Emília fez uma cortesia para agradecer a amabilidade, embora torcesse o nariz àquela comparação com a franguinha pedrês.
— E não é só isso — interveio Narizinho. — Bonita e prestimosa como não há outra! Sabe fazer tudo. Cozinha na perfeição, lava roupa e lê nos livros que nem uma professora. Emília é o que se chama uma danada.
— Muito bem! Muito bem! — ia exclamando o Visconde.
— Também toca lindas músicas na vitrola, mia como gato, arrebenta pipocas e tem muito jeito para modista. Esse vestidinho de pintas, por exemplo, foi todo feito por ela.
Emília, que ainda não sabia mentir, interrompeu-a, dizendo:
— Não fui eu, foi tia Nastácia quem o fez. A menina deu-lhe um beliscão sem que o Visconde percebesse.
— Não repare, Visconde. Emília é muito modesta. Faz as coisas mas não quer que se diga. Esse vestido ela o fez sozinha, sozinha. Ela mesma escolheu a fazenda, ela mesma cortou e coseu. E olhe como ficou bem assentado nas costas. Levante-se, Emília, e vire-se de costas para o Visconde ver.
Emília levantou-se da cadeira e deu umas voltas pela sala.
— Não está dos mais elegantes mas serve – continuou Narizinho. — Emília nasceu aqui na roça e nunca foi à cidade, nem aprendeu costura. Para uma criatura nessas condições não acha que está bem feitinho?
O Visconde olhou, olhou e disse:
— Eu, a falar a verdade, não entendo de modas. Mas acho muito bom. Só que a saia me parece um tanto curta...
— Eu também acho e já o disse a ela; mas Emília como tem perna grossa, anda com mania de mostrá-la. Só usou saia comprida durante o tempo da perna seca — e contou ao Visconde o caso do ouro-macela. Depois, mudando de assunto, pediu informações a respeito do gênio de Rabicó.
— Ele tem muito bom gênio — disse o Visconde. — Não é briguento, nem provocador. Possui belas qualidades. Quanto ao mais, gosta muito de dormir ao sol e fossar a terra para descobrir minhocas.
Nesse ponto a menina piscou para a boneca, querendo referir-se à história de certo anel que ele andava procurando dentro de certa minhoca, e Emília convenceu-se de que Rabicó era mesmo um príncipe encantado.
— O único defeito que tem — continuou o Visconde — é comer tudo quanto encontra. Rabicó não respeita coisa nenhuma!

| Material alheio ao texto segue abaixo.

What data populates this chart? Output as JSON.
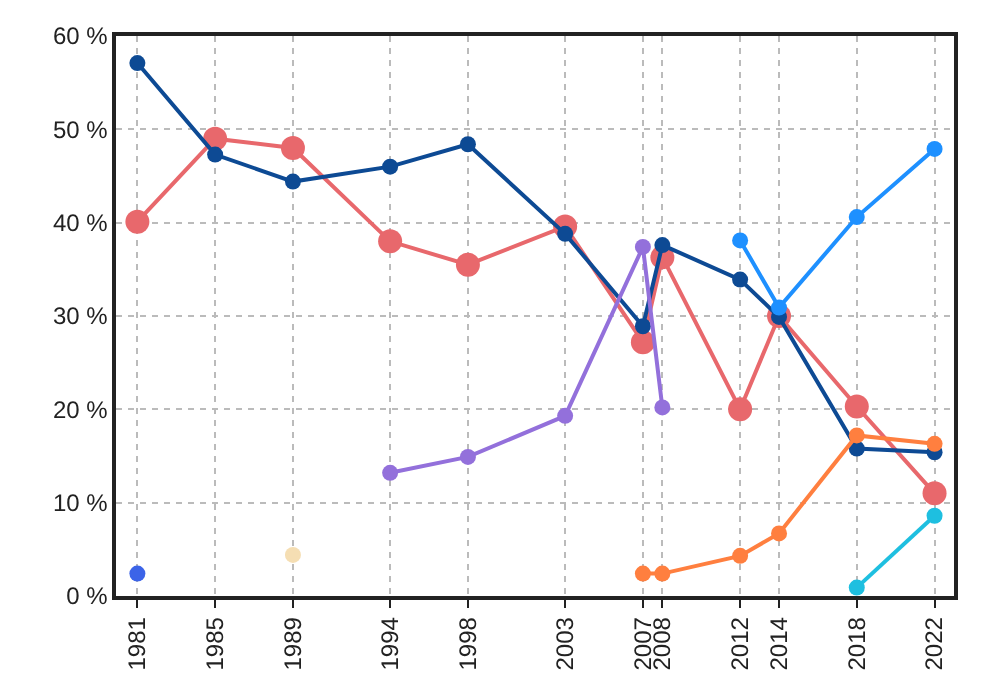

Emília fez carinha de nojo e foi cuspir à janela. Depois, metendo-se na conversa, disse:
— Pois se se casar comigo só há de comer coisas gostosas e cheirosas. Não consinto que meu marido ande comendo o que encontra.
— Apoiadíssimo, Emília! — exclamou a menina. — Também penso desse modo e acho que você faz muito bem de exigir isso dele. Mas agora só resta saber se você aceitou ou não aceita o senhor marquês de Rabicó como esposo. Vamos lá. Resolva...
Emília ficou meio aflitinha de ter de decidir por si mesma uma questão de tal gravidade como essa de escolher um esposo e olhou Narizinho interrogativamente, como quem pede auxílio. Mas a menina não quis intervir, porque não desejava ficar com a responsabilidade.
— Não devo dar opinião, Emília. Você tem que decidir por si mesma. Casamento não é brincadeira.
A boneca pensou, pensou, pensou e afinal, tentada pela idéia de começar marquesa e um dia virar princesa, resolveu-se.
— Pois quero!
Narizinho bateu palmas.
— Bravos! Está tudo resolvido. Senhor Visconde, abrace a sua nora, a futura marquesa de Rabicó...
O Visconde ergueu-se bastante comovido. Abraçou a boneca e deu-lhe um beijo na face.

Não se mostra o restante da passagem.